Le gouvernement du Sénégal a publié, avec un retard notable, le rapport d’exécution budgétaire du premier trimestre 2025. Un document pourtant attendu, censé offrir une visibilité sur l’état des finances publiques du pays. Ce décalage, injustifié, heurte les principes fondamentaux de transparence et de redevabilité en matière de gestion publique, constate l'ancien juge Ibrahima Hamidou Dème.
La ponctualité dans la publication des rapports officiels est une exigence de la bonne gouvernance. Elle ne relève pas d’une simple formalité administrative mais constitue une obligation démocratique. Dans une République moderne, les citoyens doivent avoir un accès régulier, fiable et clair à l’information sur la gestion de leurs ressources.
Au-delà du retard, un problème plus structurel se pose : la manière dont cette information est diffusée.
"Mais au-delà du retard, on constate qu’on se contente encore de diffuser un document technique à la presse, sans aucune explication destinée au grand public, sans aucune pédagogie institutionnelle. Comme je l’avais déjà souligné dans une contribution publiée le 21 février 2025 à propos du rapport de la Cour des comptes, lorsqu’on publie des documents techniques pour informer les citoyens, il faut les rendre intelligibles, compréhensibles et accessibles", note juge Déme.
Les rapports budgétaires sont souvent rédigés dans un langage hautement technique, réservé aux spécialistes et experts.

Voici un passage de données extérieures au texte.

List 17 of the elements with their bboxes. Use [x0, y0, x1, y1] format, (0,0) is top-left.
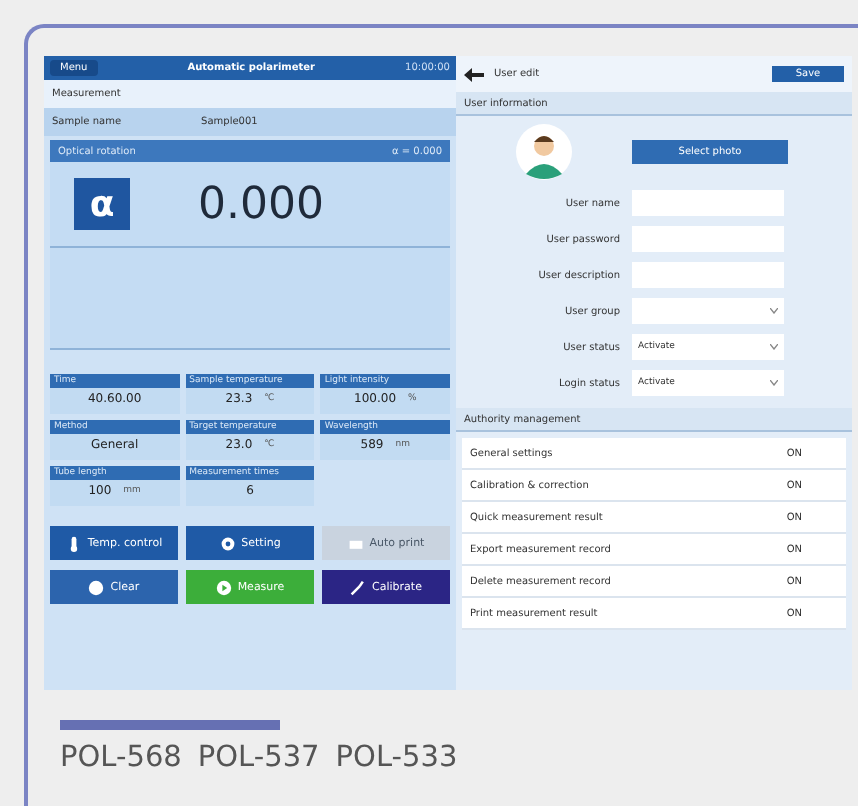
back-arrow-icon	[464, 67, 484, 81]
thermometer-icon	[65, 535, 82, 551]
alpha-symbol: α	[74, 178, 130, 230]
dropdown-field[interactable]	[632, 298, 784, 324]
model-name: POL-568	[60, 742, 182, 774]
input-field[interactable]	[632, 190, 784, 216]
chevron-down-icon	[770, 344, 778, 350]
model-name: POL-533	[335, 742, 458, 774]
gear-icon	[219, 535, 236, 551]
play-icon	[215, 579, 232, 595]
input-field[interactable]	[632, 226, 784, 252]
model-name: POL-537	[197, 742, 320, 774]
reading-value: 0.000	[198, 179, 324, 229]
chevron-down-icon	[770, 308, 778, 314]
avatar-icon	[516, 124, 572, 180]
input-field[interactable]	[632, 262, 784, 288]
chevron-down-icon	[770, 380, 778, 386]
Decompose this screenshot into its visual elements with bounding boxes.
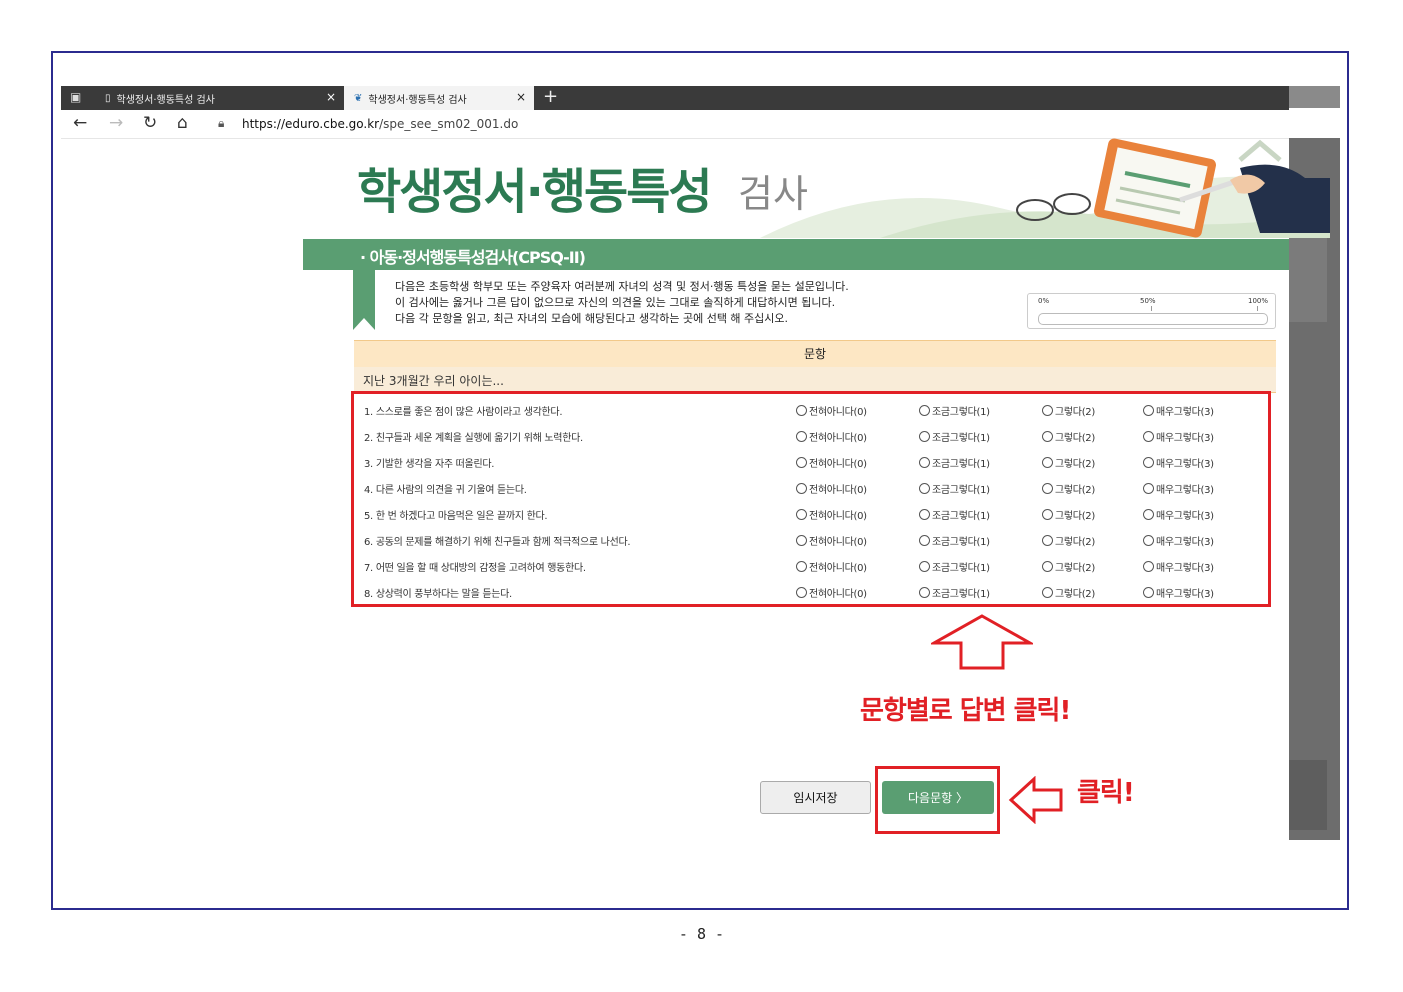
home-icon[interactable]: ⌂ bbox=[177, 113, 188, 133]
section-title: · 아동·정서행동특성검사(CPSQ-II) bbox=[360, 248, 586, 267]
tab-title: 학생정서·행동특성 검사 bbox=[116, 94, 215, 106]
table-subheader: 지난 3개월간 우리 아이는... bbox=[354, 367, 1276, 393]
page-icon: ▯ bbox=[105, 92, 111, 104]
questions-highlight-box bbox=[351, 391, 1271, 607]
tab-title: 학생정서·행동특성 검사 bbox=[368, 94, 467, 106]
tab-close-icon[interactable]: × bbox=[516, 90, 526, 104]
progress-tick bbox=[1257, 306, 1258, 311]
site-favicon-icon: ❦ bbox=[354, 92, 363, 104]
page-number: - 8 - bbox=[678, 925, 725, 943]
left-arrow-annotation-icon bbox=[1008, 776, 1063, 824]
up-arrow-annotation-icon bbox=[931, 614, 1033, 670]
url-path: /spe_see_sm02_001.do bbox=[379, 117, 519, 131]
progress-tick bbox=[1151, 306, 1152, 311]
table-header: 문항 bbox=[354, 340, 1276, 368]
refresh-icon[interactable]: ↻ bbox=[143, 113, 157, 133]
intro-line: 다음 각 문항을 읽고, 최근 자녀의 모습에 해당된다고 생각하는 곳에 선택… bbox=[395, 312, 789, 325]
browser-tab-bar: ▣ ▯ 학생정서·행동특성 검사 × ❦ 학생정서·행동특성 검사 × + bbox=[61, 86, 1289, 110]
new-tab-button[interactable]: + bbox=[543, 86, 558, 108]
intro-line: 다음은 초등학생 학부모 또는 주양육자 여러분께 자녀의 성격 및 정서·행동… bbox=[395, 280, 849, 293]
click-instruction-annotation: 클릭! bbox=[1077, 778, 1135, 808]
temporary-save-button[interactable]: 임시저장 bbox=[760, 781, 871, 814]
address-bar: ← → ↻ ⌂ 🔒︎ https://eduro.cbe.go.kr/spe_s… bbox=[61, 110, 1289, 139]
bookmark-ribbon-icon bbox=[353, 270, 375, 330]
url-field[interactable]: https://eduro.cbe.go.kr/spe_see_sm02_001… bbox=[242, 117, 518, 131]
table-subheader-text: 지난 3개월간 우리 아이는... bbox=[363, 374, 504, 388]
side-panel-grey bbox=[1289, 138, 1340, 840]
url-host: https://eduro.cbe.go.kr bbox=[242, 117, 380, 131]
page-title-suffix: 검사 bbox=[738, 172, 808, 216]
forward-arrow-icon[interactable]: → bbox=[109, 113, 123, 133]
progress-track bbox=[1038, 313, 1268, 325]
progress-label-end: 100% bbox=[1248, 297, 1269, 305]
header-illustration bbox=[760, 138, 1330, 238]
browser-tab-1[interactable]: ▯ 학생정서·행동특성 검사 × bbox=[91, 86, 344, 110]
intro-text: 다음은 초등학생 학부모 또는 주양육자 여러분께 자녀의 성격 및 정서·행동… bbox=[395, 279, 849, 327]
side-block bbox=[1289, 238, 1327, 322]
intro-line: 이 검사에는 옳거나 그른 답이 없으므로 자신의 의견을 있는 그대로 솔직하… bbox=[395, 296, 836, 309]
tab-close-icon[interactable]: × bbox=[326, 90, 336, 104]
progress-label-mid: 50% bbox=[1140, 297, 1156, 305]
back-arrow-icon[interactable]: ← bbox=[73, 113, 87, 133]
lock-icon[interactable]: 🔒︎ bbox=[218, 116, 224, 131]
next-question-button[interactable]: 다음문항 〉 bbox=[882, 781, 994, 814]
browser-tab-2[interactable]: ❦ 학생정서·행동특성 검사 × bbox=[344, 86, 534, 110]
side-block bbox=[1289, 760, 1327, 830]
answer-instruction-annotation: 문항별로 답변 클릭! bbox=[860, 696, 1071, 726]
progress-label-start: 0% bbox=[1038, 297, 1050, 305]
tab-actions-icon[interactable]: ▣ bbox=[70, 90, 81, 104]
progress-indicator: 0% 50% 100% bbox=[1027, 293, 1276, 329]
tab-bar-tail bbox=[1289, 86, 1340, 108]
page-title: 학생정서·행동특성 bbox=[357, 164, 713, 220]
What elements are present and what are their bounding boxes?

Cela crée une distance démocratique : les citoyens, pourtant concernés au premier chef, se retrouvent exclus de la compréhension des décisions qui les impactent.
Ainsi pour juge Dème, la transparence ne se résume pas à la simple mise à disposition de documents en ligne. Elle suppose un effort actif pour rendre l’information intelligible, accessible et utile au débat public. À défaut, la publication de ces documents reste un exercice formel, sans portée réelle sur la conscience citoyenne ni sur le contrôle populaire.
"C’est pourquoi je propose que chaque publication d’un rapport public qu’il s’agisse d’un rapport d’exécution budgétaire, d’un audit ou d’un rapport émanant des corps de contrôle soit systématiquement accompagnée d’une conférence de presse explicative dans laquelle les autorités compétentes présentent les points essentiels, répondent aux questions des journalistes et communiquent également dans les langues nationales. Une telle démarche renforcerait la transparence, la confiance publique et l’appropriation citoyenne de l’action de l’État. La démocratie ne se résume pas à la simple diffusion de l’information ; elle exige aussi sa vulgarisation pour nourrir le débat public. Il est temps de passer de la publication formelle à la pédagogie républicaine", affirme-t-il.